Adımlarımızı atarken bıraktığımız izler, parmak izlerimiz kadar özel, parmak izlerimiz gibi eşsiz ve benzersiz. Başkasının izine karışamaz insanın izi, aynı yolda yürüse bile. Çünkü herkesin yürüdüğü yolu nasıl algıladığıdır ayak izlerinde fark yaratan. Büyürken sen de kendine has, sadece senin olan izleri bıraktın arkanda. Bilirsin dünyada izi olmayan bir şey yoktur; kuşların gökyüzünde, karıncanın toprakta, kalemin kağıtta, gözyaşının yanakta, tebessümün dudakta, insanın bir omuzda izi kalır. Ardından zaman içinde o izler toplanır kum tanelerinin bir araya gelmesi gibi birleşir ve kişiyi oluşturur. Doğrusu yanlışı, güzeli çirkini, iyisi kötüsü her şeyle bir bütündür insan. Kendine özgüdür tüm parçaların birleşimi. Bunun yanında bir de kişi yanındakilerin de izini taşır içinde. Yolu ortak kılan birbirimizin içinde bıraktığımız izlerdir o yüzden. Şimdi geriye bakıyorum izler bıraktığımız yollara; bazıları çiçekler açmış, bazısında kara kış hüküm sürmekte, bazıları henüz belirsiz. Nasıl anımsıyorsak bir anıyı, ona göre adlandırıyoruz o yoldaki taşı da çiçeği de. Yine de yolun sonunda dönüp baktığında en güzeli ne biliyor musun; "yaşamış olmak" hissi. Çünkü o izler bazen göğsünde açan gonca gül, bazen o goncayı besleyen su ve ışık, bazen onu solduran, yıpratan soğuk ve sert rüzgar oluyor. Çünkü o izler bazen meyve veren ağaç, bazen dikeni batan kaktüs oluyor. Bakıyorsun o çeşitlilik içinde gönlünü yoran ve ruhunu hafifleten şeylere; iyi ki diyorsun, iyi ki böyle izlerim var çünkü yaşadım.


Gel şimdi bizim birbirimizde bıraktığımız izlere bakalım. Yollar bazen farklı bazen aynı, izler zaten kendimize has, ee peki nedir bizi birbirimize yoldaş eden, nedir bizi birbirimize dost eden?

Bunu da şu şekilde açıklayayım: İnsanın iki gözü vardır, biri gülerken diğeri ağlayamaz ya da biri ağlarken diğeri gülemez.

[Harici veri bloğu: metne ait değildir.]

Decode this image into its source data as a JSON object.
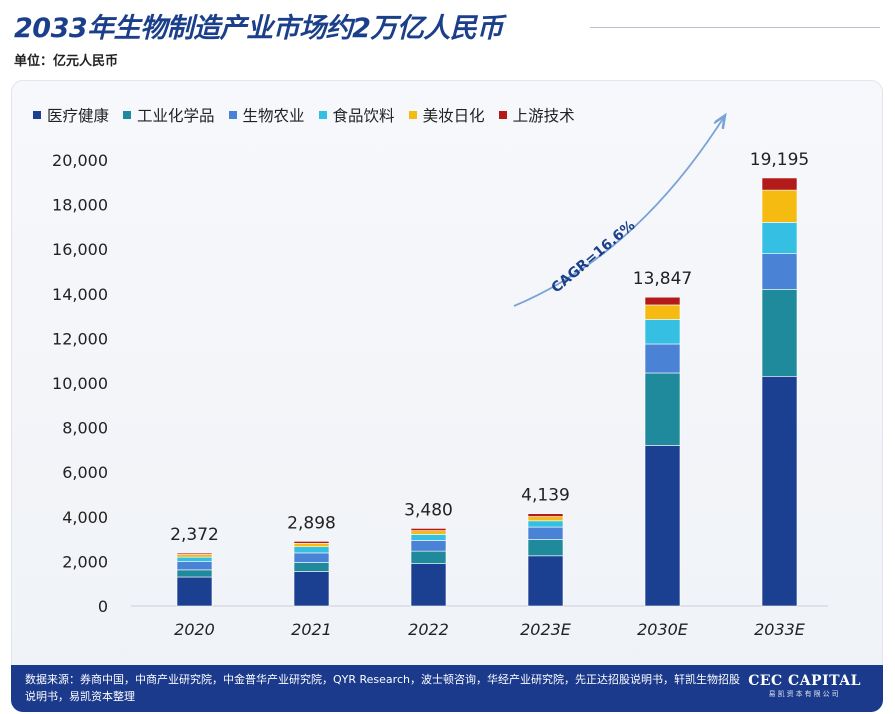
{
  "title": "2033年生物制造产业市场约2万亿人民币",
  "unit_label": "单位：亿元人民币",
  "footer": {
    "source_text": "数据来源：券商中国，中商产业研究院，中金普华产业研究院，QYR Research，波士顿咨询，华经产业研究院，先正达招股说明书，轩凯生物招股说明书，易凯资本整理",
    "logo_main": "CEC CAPITAL",
    "logo_sub": "易凯资本有限公司"
  },
  "colors": {
    "title": "#1b3f8a",
    "footer_bg": "#1b3a8c",
    "arrow": "#7aa3d6"
  },
  "chart_data": {
    "type": "bar",
    "stacked": true,
    "categories": [
      "2020",
      "2021",
      "2022",
      "2023E",
      "2030E",
      "2033E"
    ],
    "totals": [
      2372,
      2898,
      3480,
      4139,
      13847,
      19195
    ],
    "total_labels": [
      "2,372",
      "2,898",
      "3,480",
      "4,139",
      "13,847",
      "19,195"
    ],
    "ylim": [
      0,
      20000
    ],
    "yticks": [
      0,
      2000,
      4000,
      6000,
      8000,
      10000,
      12000,
      14000,
      16000,
      18000,
      20000
    ],
    "ytick_labels": [
      "0",
      "2,000",
      "4,000",
      "6,000",
      "8,000",
      "10,000",
      "12,000",
      "14,000",
      "16,000",
      "18,000",
      "20,000"
    ],
    "grid": false,
    "legend_position": "top-left",
    "series": [
      {
        "name": "医疗健康",
        "color": "#1b3f91",
        "values": [
          1300,
          1550,
          1900,
          2250,
          7200,
          10300
        ]
      },
      {
        "name": "工业化学品",
        "color": "#1f8a9c",
        "values": [
          320,
          400,
          560,
          730,
          3250,
          3900
        ]
      },
      {
        "name": "生物农业",
        "color": "#4a82d6",
        "values": [
          370,
          430,
          480,
          560,
          1300,
          1600
        ]
      },
      {
        "name": "食品饮料",
        "color": "#35bfe3",
        "values": [
          200,
          280,
          270,
          280,
          1100,
          1400
        ]
      },
      {
        "name": "美妆日化",
        "color": "#f5bb10",
        "values": [
          120,
          150,
          170,
          190,
          650,
          1450
        ]
      },
      {
        "name": "上游技术",
        "color": "#b31a1a",
        "values": [
          62,
          88,
          100,
          129,
          347,
          545
        ]
      }
    ],
    "annotation": "CAGR=16.6%"
  }
}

Sen ve ben dünyayı gören bir çift gözüz, birlikte farklı açılara bakabiliyoruz, farklı netlikte görebiliyoruz ama aslolan senden yana olan gözden yaş akıyorsa benim de gözümden yaş akıyor, senin tarafında olan gözün içi gülüyorsa benim de gözümün içi gülüyor. Birbirimizin duygularını birlikte yaşıyoruz, işte bizim iki farklı insan olup birbirimizde iz bırakmamızın sebebi bu. Çünkü akan gözyaşı yanaklarımızda farklı iz bırakırken aynı çenede birleşip beraber yere düşüyor, mutlu olduğumuzda dudaklarımız aynı anda kıvrılıyor. İnsan insana dost olunca onunla aynı yaşamaz ama onunla aynı anda yaşar her duygusunu. O sebeptendir ki senin başarın benim başarım kadar kıymetlidir gözümde, senin saadetin kendi saadetim kadar mühimdir, senin derdin senin sırtındaki yük kadar yüktür bana. İzlerimiz kendine has dahi olsa aynı yerden doğma; hakiki bir yürekten, içten bir sevgiden. O yüzden omzumda elinin izi, omzunda elimin izi olacak hep. Her yaşında, her adımında farklı yolda ya da farklı hayatta ama o gözler hep birlikte gülecek ve ağlayacak. O eller hep o omuza destek olacak. “Ben sana güveniyorum" diyen ses hep yanında kalacak. Bunları okurken yüreğinde oluşan his benim sendeki izimdir. Bunu yazarken içimde ifade etmekte yetersiz kaldığım her güzellik senin bendeki izindir. İzlerinle iyi ki varsın, izlerinle hep var ol. Büyümek yeni izler bırakma şansıdır hayata, büyümek bir bakıma onarmaktır ve doğurmaktır geleceği tek bir elden. Literatürde yeri olmasa da hep var olan “küçük bir kızın umudu ve inancıyla” yaşa, yirmi iki sene önce gözünü dünyaya açan ve hayata bağlanmak için mucize yaratan bir bebek gibi yaşa. Hayata tutunmak için tek bir şansımız var unutma.